My first thought as I began to read the opening pages of Phillip Cary’s book “The Meaning of Protestant Theology” was that I had picked up a boring, poorly written book that would be difficult to recommend for an average reader.
That was my impression of the introduction – I thought I was looking at a book written for the very intelligent, scholarly reader, a class into which I do not place myself. I read all the introduction and my opinion did not change. It did not seem fair, however, to judge a book solely by its introduction, so I began chapter 1. I found a readable, interesting essay discussing the work of Plato as assimilated by early Christian writers. This sets the foundation for the book which is designed to follow the thoughts of Plato to Augustine to Luther and the Reformation.
The book is readable and interesting, unlike the introduction. The book will be of interest to those interested in the development of Protestant (Lutheran) theology through history – though the writer clearly states that he has no desire of leaving the reader a devotee of Luther’s teaching; the author clearly states that he is Episcopalian. Not a systematic theology, but clearly rooted in the discipline of historical theology.
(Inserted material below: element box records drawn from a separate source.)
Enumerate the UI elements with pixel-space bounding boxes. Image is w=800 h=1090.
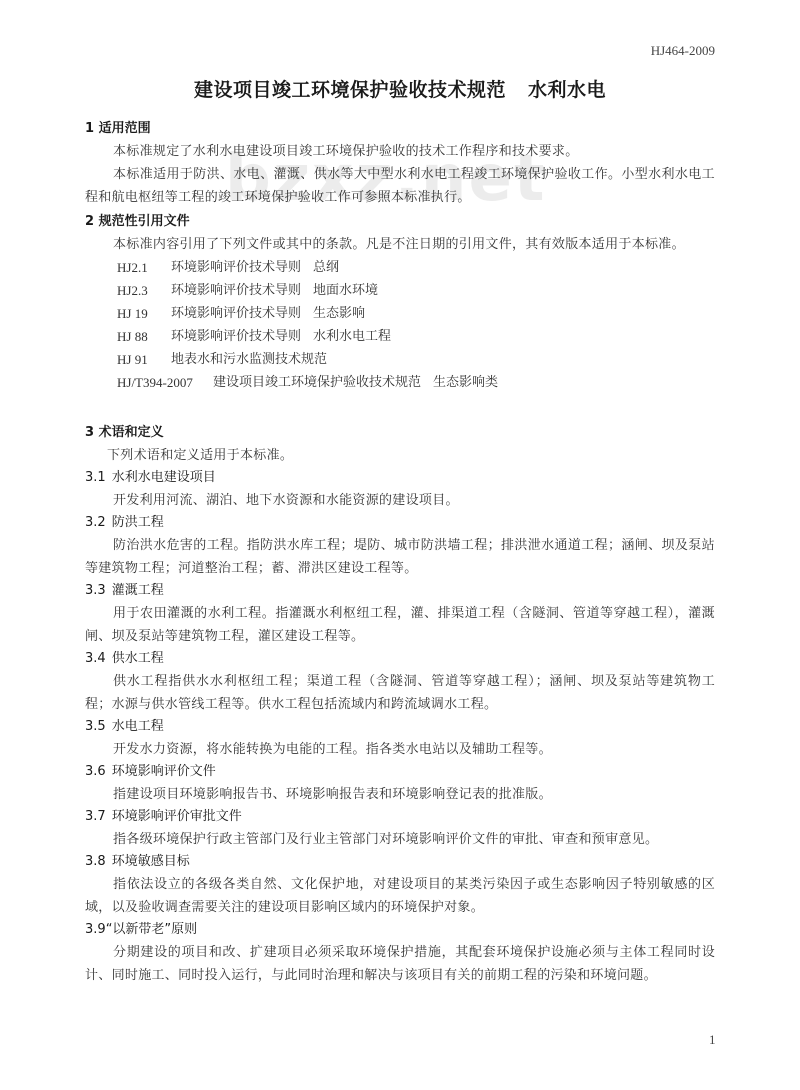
term-number: 3.4 xyxy=(85,651,106,666)
term-name: 供水工程 xyxy=(112,651,164,666)
term-definition: 开发利用河流、湖泊、地下水资源和水能资源的建设项目。 xyxy=(85,489,715,512)
reference-item: HJ 91 地表水和污水监测技术规范 xyxy=(85,348,715,371)
term-item: 3.6环境影响评价文件 指建设项目环境影响报告书、环境影响报告表和环境影响登记表… xyxy=(85,761,715,806)
reference-title: 地表水和污水监测技术规范 xyxy=(171,352,327,367)
term-number: 3.3 xyxy=(85,583,106,598)
section-normative-references: 2 规范性引用文件 本标准内容引用了下列文件或其中的条款。凡是不注日期的引用文件… xyxy=(85,211,715,394)
term-item: 3.7环境影响评价审批文件 指各级环境保护行政主管部门及行业主管部门对环境影响评… xyxy=(85,806,715,851)
paragraph: 下列术语和定义适用于本标准。 xyxy=(85,444,715,467)
section-heading: 2 规范性引用文件 xyxy=(85,211,715,233)
term-name: 水利水电建设项目 xyxy=(112,470,216,485)
term-item: 3.4供水工程 供水工程指供水水利枢纽工程；渠道工程（含隧洞、管道等穿越工程）；… xyxy=(85,648,715,716)
term-definition: 指建设项目环境影响报告书、环境影响报告表和环境影响登记表的批准版。 xyxy=(85,783,715,806)
term-number: 3.6 xyxy=(85,764,106,779)
paragraph: 本标准适用于防洪、水电、灌溉、供水等大中型水利水电工程竣工环境保护验收工作。小型… xyxy=(85,163,715,209)
reference-title: 环境影响评价技术导则 xyxy=(171,329,301,344)
term-name: 环境敏感目标 xyxy=(112,854,190,869)
term-item: 3.9“以新带老”原则 分期建设的项目和改、扩建项目必须采取环境保护措施，其配套… xyxy=(85,919,715,987)
reference-item: HJ2.1 环境影响评价技术导则总纲 xyxy=(85,256,715,279)
reference-title: 环境影响评价技术导则 xyxy=(171,306,301,321)
reference-title: 环境影响评价技术导则 xyxy=(171,260,301,275)
section-heading: 3 术语和定义 xyxy=(85,422,715,444)
reference-subtitle: 总纲 xyxy=(313,260,339,275)
term-number: 3.1 xyxy=(85,470,106,485)
term-definition: 供水工程指供水水利枢纽工程；渠道工程（含隧洞、管道等穿越工程）；涵闸、坝及泵站等… xyxy=(85,670,715,716)
reference-code: HJ 88 xyxy=(117,325,171,348)
reference-code: HJ/T394-2007 xyxy=(117,371,213,394)
term-definition: 开发水力资源，将水能转换为电能的工程。指各类水电站以及辅助工程等。 xyxy=(85,738,715,761)
page-number: 1 xyxy=(709,1032,716,1048)
section-terms-definitions: 3 术语和定义 下列术语和定义适用于本标准。 3.1水利水电建设项目 开发利用河… xyxy=(85,422,715,987)
term-name: 环境影响评价文件 xyxy=(112,764,216,779)
section-scope: 1 适用范围 本标准规定了水利水电建设项目竣工环境保护验收的技术工作程序和技术要… xyxy=(85,118,715,209)
term-name: 水电工程 xyxy=(112,719,164,734)
term-name: 防洪工程 xyxy=(112,515,164,530)
reference-code: HJ2.1 xyxy=(117,256,171,279)
reference-item: HJ 88 环境影响评价技术导则水利水电工程 xyxy=(85,325,715,348)
term-number: 3.8 xyxy=(85,854,106,869)
document-code: HJ464-2009 xyxy=(651,43,715,59)
document-body: 1 适用范围 本标准规定了水利水电建设项目竣工环境保护验收的技术工作程序和技术要… xyxy=(85,118,715,987)
term-number: 3.2 xyxy=(85,515,106,530)
term-definition: 分期建设的项目和改、扩建项目必须采取环境保护措施，其配套环境保护设施必须与主体工… xyxy=(85,941,715,987)
term-item: 3.5水电工程 开发水力资源，将水能转换为电能的工程。指各类水电站以及辅助工程等… xyxy=(85,716,715,761)
reference-item: HJ 19 环境影响评价技术导则生态影响 xyxy=(85,302,715,325)
reference-subtitle: 水利水电工程 xyxy=(313,329,391,344)
term-name: 环境影响评价审批文件 xyxy=(112,809,242,824)
term-definition: 用于农田灌溉的水利工程。指灌溉水利枢纽工程，灌、排渠道工程（含隧洞、管道等穿越工… xyxy=(85,602,715,648)
term-number: 3.5 xyxy=(85,719,106,734)
term-definition: 指各级环境保护行政主管部门及行业主管部门对环境影响评价文件的审批、审查和预审意见… xyxy=(85,828,715,851)
term-name: 灌溉工程 xyxy=(112,583,164,598)
reference-subtitle: 生态影响 xyxy=(313,306,365,321)
term-item: 3.1水利水电建设项目 开发利用河流、湖泊、地下水资源和水能资源的建设项目。 xyxy=(85,467,715,512)
reference-title: 建设项目竣工环境保护验收技术规范 xyxy=(213,375,421,390)
term-definition: 指依法设立的各级各类自然、文化保护地，对建设项目的某类污染因子或生态影响因子特别… xyxy=(85,873,715,919)
term-number: 3.7 xyxy=(85,809,106,824)
term-number: 3.9 xyxy=(85,922,106,937)
term-item: 3.8环境敏感目标 指依法设立的各级各类自然、文化保护地，对建设项目的某类污染因… xyxy=(85,851,715,919)
term-name: “以新带老”原则 xyxy=(106,922,197,937)
section-heading: 1 适用范围 xyxy=(85,118,715,140)
title-main: 建设项目竣工环境保护验收技术规范 xyxy=(194,79,506,101)
paragraph: 本标准内容引用了下列文件或其中的条款。凡是不注日期的引用文件，其有效版本适用于本… xyxy=(85,233,715,256)
document-title: 建设项目竣工环境保护验收技术规范水利水电 xyxy=(0,75,800,102)
reference-code: HJ 19 xyxy=(117,302,171,325)
term-definition: 防治洪水危害的工程。指防洪水库工程；堤防、城市防洪墙工程；排洪泄水通道工程；涵闸… xyxy=(85,534,715,580)
term-item: 3.2防洪工程 防治洪水危害的工程。指防洪水库工程；堤防、城市防洪墙工程；排洪泄… xyxy=(85,512,715,580)
title-sub: 水利水电 xyxy=(528,79,606,101)
reference-subtitle: 生态影响类 xyxy=(433,375,498,390)
reference-code: HJ2.3 xyxy=(117,279,171,302)
reference-item: HJ/T394-2007 建设项目竣工环境保护验收技术规范生态影响类 xyxy=(85,371,715,394)
term-item: 3.3灌溉工程 用于农田灌溉的水利工程。指灌溉水利枢纽工程，灌、排渠道工程（含隧… xyxy=(85,580,715,648)
reference-item: HJ2.3 环境影响评价技术导则地面水环境 xyxy=(85,279,715,302)
reference-subtitle: 地面水环境 xyxy=(313,283,378,298)
reference-code: HJ 91 xyxy=(117,348,171,371)
paragraph: 本标准规定了水利水电建设项目竣工环境保护验收的技术工作程序和技术要求。 xyxy=(85,140,715,163)
reference-title: 环境影响评价技术导则 xyxy=(171,283,301,298)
Though not knowledgeable in this field, I found the book interesting and relatively easy to read as, to me, an introduction to historical theology. The book probably would not find a home in most local church libraries, though individual pastors with an interest in pre-Christian philosophy, early Christian theology, and the development of early Protestant thought may find it of interest. Most seminaries, both Protestant and Catholic, would find a place for this book in their collections as it begins by exploring the connection between Platonism and Augustine and ends by exploring the connection between Plato, Augustine, and Luther.
This review is based on a free electronic copy provided by the publisher for the purpose of creating this review. The opinions expressed are my own.